Water, I heard you went to Mexico, Puerto Rico, the Philippines, the subcontinent.
You were drinking again, beat up some women and kids, fucked anything that could move.
Water, watch me one more time down the slide before business, as usual, takes you away from us?
Why’d you up and leave mother and me without so much as spitting in our direction?
Your absence comes with fire in its eyes, reads all the deadwood diaries where I write my sorrow.
They were not for you, they were not for not you. I wish I could have seen you in all your glory many years before I was born, when your remaining family says you danced beautifully across the land, with fire, ice, ocean-cool inhales and exhales.
Water, you deadbeat, just a twinkle in the Father Sky I can no longer recognize.

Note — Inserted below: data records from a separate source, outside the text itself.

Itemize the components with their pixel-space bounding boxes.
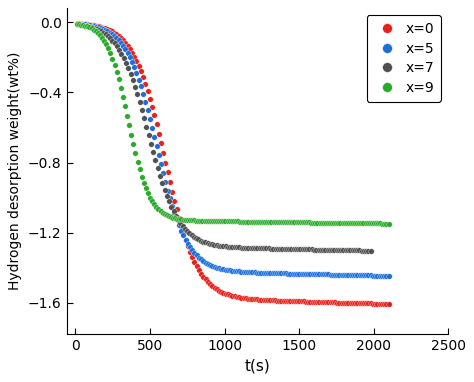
x=5 xyxy=(107,30,112,35)
x=9 xyxy=(237,219,243,224)
x=7 xyxy=(284,247,290,251)
x=0 xyxy=(229,293,235,298)
x=0 xyxy=(75,21,81,26)
Line: x=5: x=5 xyxy=(76,21,392,279)
x=0 xyxy=(386,302,392,306)
X-axis label: t(s): t(s) xyxy=(245,359,270,374)
x=7 xyxy=(234,245,240,249)
x=5 xyxy=(75,21,81,26)
x=7 xyxy=(368,248,374,253)
x=9 xyxy=(74,22,80,26)
x=0 xyxy=(87,22,92,27)
x=5 xyxy=(386,274,392,278)
x=7 xyxy=(75,22,81,27)
x=7 xyxy=(331,248,337,252)
x=9 xyxy=(250,219,255,224)
x=5 xyxy=(93,24,99,29)
Line: x=9: x=9 xyxy=(74,21,392,227)
x=9 xyxy=(290,220,295,225)
x=5 xyxy=(87,23,92,28)
Line: x=0: x=0 xyxy=(76,21,392,307)
x=5 xyxy=(229,269,235,273)
x=0 xyxy=(93,24,99,28)
x=0 xyxy=(107,28,112,32)
x=9 xyxy=(176,217,182,221)
x=7 xyxy=(322,248,328,252)
x=9 xyxy=(198,219,203,223)
x=9 xyxy=(331,220,337,225)
x=5 xyxy=(131,65,137,70)
x=0 xyxy=(131,54,137,59)
x=0 xyxy=(381,302,387,306)
x=5 xyxy=(381,274,387,278)
x=7 xyxy=(89,25,95,30)
x=9 xyxy=(386,221,392,226)
Line: x=7: x=7 xyxy=(76,22,374,254)
x=7 xyxy=(343,248,348,253)
Legend: x=0, x=5, x=7, x=9: x=0, x=5, x=7, x=9 xyxy=(366,15,441,102)
Y-axis label: Hydrogen desorption weight(wt%): Hydrogen desorption weight(wt%) xyxy=(9,52,22,290)
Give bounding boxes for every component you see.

Blue loses its cool, the trees need a color saver. You’ve cost me so much therapy.
Weather I can become the many you baptized me to be.
Weather I can build a family out West.
Weather it now means having you too much or too little, the fearful-avoidant attachment bond.
Dry sets in again, but a fairer whether
feels closer when I remember waterhood within,
and that the men who refused you love, made you cover up their sick deeds,
are not me, when leading my children
to bathe, dry, brush, and rest in deepening waves.